Do you often find yourself worrying about things for no reason? Do you find it difficult to place yourself in social situations or leave your home?  These can be signs of anxiety disorder.


Many aging adults begin struggling with the condition of anxiety each year. Signs of anxiety include:

  • Sudden overwhelming fear

  • Palpitations

  • Sweating

  • Trembling

  • Shortness of breath

  • Sense of choking

  • Nausea

  • Dizziness

  • A feeling of being detached from the world

  • Fear of dying

  • Numbness or tingling in the limbs or entire body

  • Chills or hot flushes

When visiting with your doctor concerning your anxiety, they may prescribe you anxiety medication. The commonly prescribed medications for anxiety are in a class of drugs called benzodiazepines. The brand names for these drugs you may be more familiar with are Xanax, Klonopin, Ativan, or Valium.


Benzodiazepines work widely throughout the brain and affect coordination, muscle tone, control of consciousness, memory, thinking, and emotional reactions. These drugs enhance the GABA neurotransmitter in the brain, which is the inhibitory neurotransmitter, whose function is to slow or calm things down. Benzodiazepines increase its efficiency, thereby slowing and calming things down even more.
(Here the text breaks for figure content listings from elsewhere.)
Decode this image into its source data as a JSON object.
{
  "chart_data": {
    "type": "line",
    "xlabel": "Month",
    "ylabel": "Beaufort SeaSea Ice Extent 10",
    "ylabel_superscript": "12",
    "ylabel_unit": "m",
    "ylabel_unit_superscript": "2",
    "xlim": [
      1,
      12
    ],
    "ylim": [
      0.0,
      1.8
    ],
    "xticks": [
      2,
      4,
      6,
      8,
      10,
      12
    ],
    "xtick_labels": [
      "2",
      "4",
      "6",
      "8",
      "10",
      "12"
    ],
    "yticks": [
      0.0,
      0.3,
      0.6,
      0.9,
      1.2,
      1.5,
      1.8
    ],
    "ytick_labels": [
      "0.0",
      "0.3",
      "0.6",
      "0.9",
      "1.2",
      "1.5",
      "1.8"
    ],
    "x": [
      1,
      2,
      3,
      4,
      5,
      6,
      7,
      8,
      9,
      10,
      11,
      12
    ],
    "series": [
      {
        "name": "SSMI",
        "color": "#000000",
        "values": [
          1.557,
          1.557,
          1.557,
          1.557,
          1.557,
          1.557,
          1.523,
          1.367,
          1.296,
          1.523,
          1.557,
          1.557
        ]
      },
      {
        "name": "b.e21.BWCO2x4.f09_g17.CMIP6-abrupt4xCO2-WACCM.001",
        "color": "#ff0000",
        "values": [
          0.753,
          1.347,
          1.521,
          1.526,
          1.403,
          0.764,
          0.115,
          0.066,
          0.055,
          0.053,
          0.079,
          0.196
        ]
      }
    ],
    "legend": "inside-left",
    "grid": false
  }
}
If your doctor prescribes these to you, make sure to have a serious conversation with your doctor on how you should be taking these medications (find out questions you should ask your doctor about any new prescription here). This class of drugs has a high tendency to create dependence.


Your doctor should only be prescribing these types of drugs for the short-term while you learn to cope with your anxiety (usually no more than 4 weeks) because of their dependence forming nature.  The dependence usually forms when the patient begins to experience withdrawal symptoms after cessation. Patients especially at risk for dependence include those who have a history of addiction, chronic physical illness (especially associated with pain), personality disorders, and chronic sleep disorders.


Withdrawal symptoms are characterized by:

  • Anxiety/nervousness

  • Irritability

  • Depressed mood

  • Insomnia

  • Fatigue or lethargy

  • Restlessness and agitation

  • Tremors

  • Dizziness

  • Headaches, muscle aches or stiffness

  • Weakness

  • Difficulty concentrating and remembering

Again, speak with your doctor about your treatment plan, and be thorough. Find out what medication you are being prescribed, the side effects, dosage, and how long you should be taking the medications. Advise your doctor if you have a history of addiction personally or in your family, what other medications your are taking (prescription and over the counter), and if you have any other dependencies such as alcohol dependency.


If you are diagnosed with an anxiety disorder, you should also consider therapy such as cognitive behavioral therapy. Learning other methods of self-calming can be helpful as well such as muscle relaxation techniques, autogenic training, or yoga.